U.S. officials blame that weakness on efforts by other countries — especially China — to keep their currency rates artificially low. This has kept Chinese imports cheap, short-circuiting the kind of export-led growth that American officials see as the way out of the country's problems.
"Just as the United States must change, so too must those economies that have previously relied on exports to offset weaknesses in their own demand," President Obama wrote in a letter to G-20 leaders. What's needed, it noted, is a "rebalancing" (this year's economic buzzword) of trade flows and currency rates.
"When all nations do their part — emerging no less than advanced, surplus no less than deficit — we all benefit from higher growth," the letter read.
Currency Manipulation
But to many other countries, American complaints about currency manipulation betray more than a little hypocrisy.
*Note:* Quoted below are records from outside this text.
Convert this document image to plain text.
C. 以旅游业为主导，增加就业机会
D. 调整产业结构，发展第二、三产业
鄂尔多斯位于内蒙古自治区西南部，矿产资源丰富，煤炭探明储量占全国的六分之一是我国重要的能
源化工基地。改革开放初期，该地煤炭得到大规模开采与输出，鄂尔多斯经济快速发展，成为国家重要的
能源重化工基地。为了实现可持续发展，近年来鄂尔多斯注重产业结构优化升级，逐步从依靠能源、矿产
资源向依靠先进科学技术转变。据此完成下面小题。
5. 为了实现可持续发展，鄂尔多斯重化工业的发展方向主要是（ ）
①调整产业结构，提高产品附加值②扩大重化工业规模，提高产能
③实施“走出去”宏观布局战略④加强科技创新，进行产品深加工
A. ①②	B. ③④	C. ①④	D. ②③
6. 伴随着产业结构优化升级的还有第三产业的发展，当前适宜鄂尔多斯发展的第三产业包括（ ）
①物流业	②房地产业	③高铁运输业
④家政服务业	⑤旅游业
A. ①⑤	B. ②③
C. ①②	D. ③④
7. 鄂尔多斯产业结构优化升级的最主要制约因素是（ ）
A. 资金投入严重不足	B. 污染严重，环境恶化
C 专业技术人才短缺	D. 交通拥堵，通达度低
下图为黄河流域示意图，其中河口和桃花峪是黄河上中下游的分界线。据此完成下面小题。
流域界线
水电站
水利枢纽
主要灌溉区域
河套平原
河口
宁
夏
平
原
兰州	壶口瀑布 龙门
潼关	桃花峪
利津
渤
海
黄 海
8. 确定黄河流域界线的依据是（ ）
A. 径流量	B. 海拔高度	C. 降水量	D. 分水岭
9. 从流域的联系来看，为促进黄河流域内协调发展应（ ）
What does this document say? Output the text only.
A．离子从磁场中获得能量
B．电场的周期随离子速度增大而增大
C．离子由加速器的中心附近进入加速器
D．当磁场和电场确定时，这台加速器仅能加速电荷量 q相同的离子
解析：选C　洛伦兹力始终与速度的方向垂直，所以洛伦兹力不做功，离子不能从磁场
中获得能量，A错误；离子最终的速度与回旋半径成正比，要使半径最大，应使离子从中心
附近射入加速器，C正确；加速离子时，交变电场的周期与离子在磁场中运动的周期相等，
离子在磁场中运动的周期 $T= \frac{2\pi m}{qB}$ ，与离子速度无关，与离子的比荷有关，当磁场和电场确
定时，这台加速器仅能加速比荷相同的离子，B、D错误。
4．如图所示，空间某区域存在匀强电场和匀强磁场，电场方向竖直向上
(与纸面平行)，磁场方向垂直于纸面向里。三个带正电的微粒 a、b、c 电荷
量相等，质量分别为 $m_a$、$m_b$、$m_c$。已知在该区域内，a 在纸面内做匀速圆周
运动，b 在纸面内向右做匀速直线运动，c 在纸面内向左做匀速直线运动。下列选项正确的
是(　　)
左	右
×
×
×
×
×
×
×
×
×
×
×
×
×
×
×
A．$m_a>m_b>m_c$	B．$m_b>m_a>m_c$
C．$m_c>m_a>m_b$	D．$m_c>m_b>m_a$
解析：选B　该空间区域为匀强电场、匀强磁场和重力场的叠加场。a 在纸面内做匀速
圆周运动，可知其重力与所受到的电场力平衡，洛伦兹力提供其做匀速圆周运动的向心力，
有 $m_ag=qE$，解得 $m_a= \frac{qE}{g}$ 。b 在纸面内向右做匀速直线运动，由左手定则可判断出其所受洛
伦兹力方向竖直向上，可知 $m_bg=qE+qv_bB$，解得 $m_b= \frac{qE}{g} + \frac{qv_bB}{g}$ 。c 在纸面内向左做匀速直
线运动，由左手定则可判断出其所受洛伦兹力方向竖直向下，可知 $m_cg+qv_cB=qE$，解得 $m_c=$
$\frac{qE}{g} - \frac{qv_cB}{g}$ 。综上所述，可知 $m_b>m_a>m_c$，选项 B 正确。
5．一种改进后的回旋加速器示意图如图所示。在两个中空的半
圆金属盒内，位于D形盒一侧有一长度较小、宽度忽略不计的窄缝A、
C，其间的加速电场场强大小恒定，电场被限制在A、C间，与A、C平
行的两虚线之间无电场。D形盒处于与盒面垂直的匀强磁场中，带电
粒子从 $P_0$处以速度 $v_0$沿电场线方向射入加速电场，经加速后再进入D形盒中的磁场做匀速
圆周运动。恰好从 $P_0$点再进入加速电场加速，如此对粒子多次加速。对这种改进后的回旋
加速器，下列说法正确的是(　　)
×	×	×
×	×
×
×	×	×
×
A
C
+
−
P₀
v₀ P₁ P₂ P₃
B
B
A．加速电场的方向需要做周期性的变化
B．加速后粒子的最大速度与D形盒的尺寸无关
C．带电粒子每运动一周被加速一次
In recent years, the U.S. has tried to stimulate domestic demand by flooding its economy with money. Last week, it stepped up its efforts through a massive program of bond-buying called quantitative easing.
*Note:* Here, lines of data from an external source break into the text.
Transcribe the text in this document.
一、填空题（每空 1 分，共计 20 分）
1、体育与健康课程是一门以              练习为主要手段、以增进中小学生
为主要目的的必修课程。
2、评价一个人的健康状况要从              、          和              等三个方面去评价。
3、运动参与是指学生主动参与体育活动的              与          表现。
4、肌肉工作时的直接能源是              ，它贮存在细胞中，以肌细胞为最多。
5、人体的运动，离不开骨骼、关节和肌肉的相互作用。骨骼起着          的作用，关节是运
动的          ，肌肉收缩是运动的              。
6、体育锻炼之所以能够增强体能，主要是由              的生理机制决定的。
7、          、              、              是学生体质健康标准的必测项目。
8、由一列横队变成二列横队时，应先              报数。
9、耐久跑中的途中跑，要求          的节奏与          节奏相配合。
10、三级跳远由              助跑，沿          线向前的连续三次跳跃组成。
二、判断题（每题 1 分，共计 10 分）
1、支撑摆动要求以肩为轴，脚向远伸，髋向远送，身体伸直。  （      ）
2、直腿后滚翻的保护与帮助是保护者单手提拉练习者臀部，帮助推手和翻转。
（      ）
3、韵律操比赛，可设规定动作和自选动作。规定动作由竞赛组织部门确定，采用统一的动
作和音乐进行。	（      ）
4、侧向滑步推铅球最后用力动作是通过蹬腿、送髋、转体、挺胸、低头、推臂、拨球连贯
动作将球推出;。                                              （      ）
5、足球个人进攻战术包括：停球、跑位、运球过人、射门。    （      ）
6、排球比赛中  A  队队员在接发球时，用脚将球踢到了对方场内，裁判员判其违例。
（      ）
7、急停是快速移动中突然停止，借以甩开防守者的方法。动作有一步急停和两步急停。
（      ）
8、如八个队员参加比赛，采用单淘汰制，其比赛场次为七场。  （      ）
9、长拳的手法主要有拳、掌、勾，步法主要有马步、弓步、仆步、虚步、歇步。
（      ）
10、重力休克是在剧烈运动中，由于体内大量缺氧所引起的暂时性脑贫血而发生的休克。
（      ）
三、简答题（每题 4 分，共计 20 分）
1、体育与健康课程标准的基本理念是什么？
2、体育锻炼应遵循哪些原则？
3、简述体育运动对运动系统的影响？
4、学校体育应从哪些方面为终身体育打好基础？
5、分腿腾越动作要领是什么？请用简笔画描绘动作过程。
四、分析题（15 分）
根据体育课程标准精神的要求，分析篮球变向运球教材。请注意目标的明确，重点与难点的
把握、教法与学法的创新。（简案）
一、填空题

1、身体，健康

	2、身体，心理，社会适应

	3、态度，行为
China's leading rating agency has attacked the program, pointing to "serious defects in the United States economic development and management model" and even lowering its rating on U.S. debt.
Whatever its aims, many critics say quantitative easing will weaken the U.S. dollar against other currencies such as the euro, helping its own exporters and hurting those in other places. Central banker, heal thyself.
The Inflation Threat
At the same time, all that quantitative easing is stoking fears about inflation in such places as Brazil, Thailand and India. When dollars become so cheap, investors can and do borrow them and invest the money in red-hot emerging markets, Prasad says.
"If you have amounts in the order of $10 [billion] to $20 billion flooding into an economy like Thailand's, that sends the Thai stock market and Thai inflation rate surging," he says.
Thailand has been forced to impose capital controls to keep it from being overwhelmed by all that cheap money from abroad. Big countries like China and Brazil are less vulnerable to cheap money from abroad, but they, too, worry about inflation pressures, he says.
"There is a very strong sense that the U.S. could end up not doing very much good for itself and probably create some risks for itself, but more importantly create huge risks for the rest of the world," Prasad says.
"And there is a sense that the U.S. has blinkers on it about the effects of its policies on the rest of the world."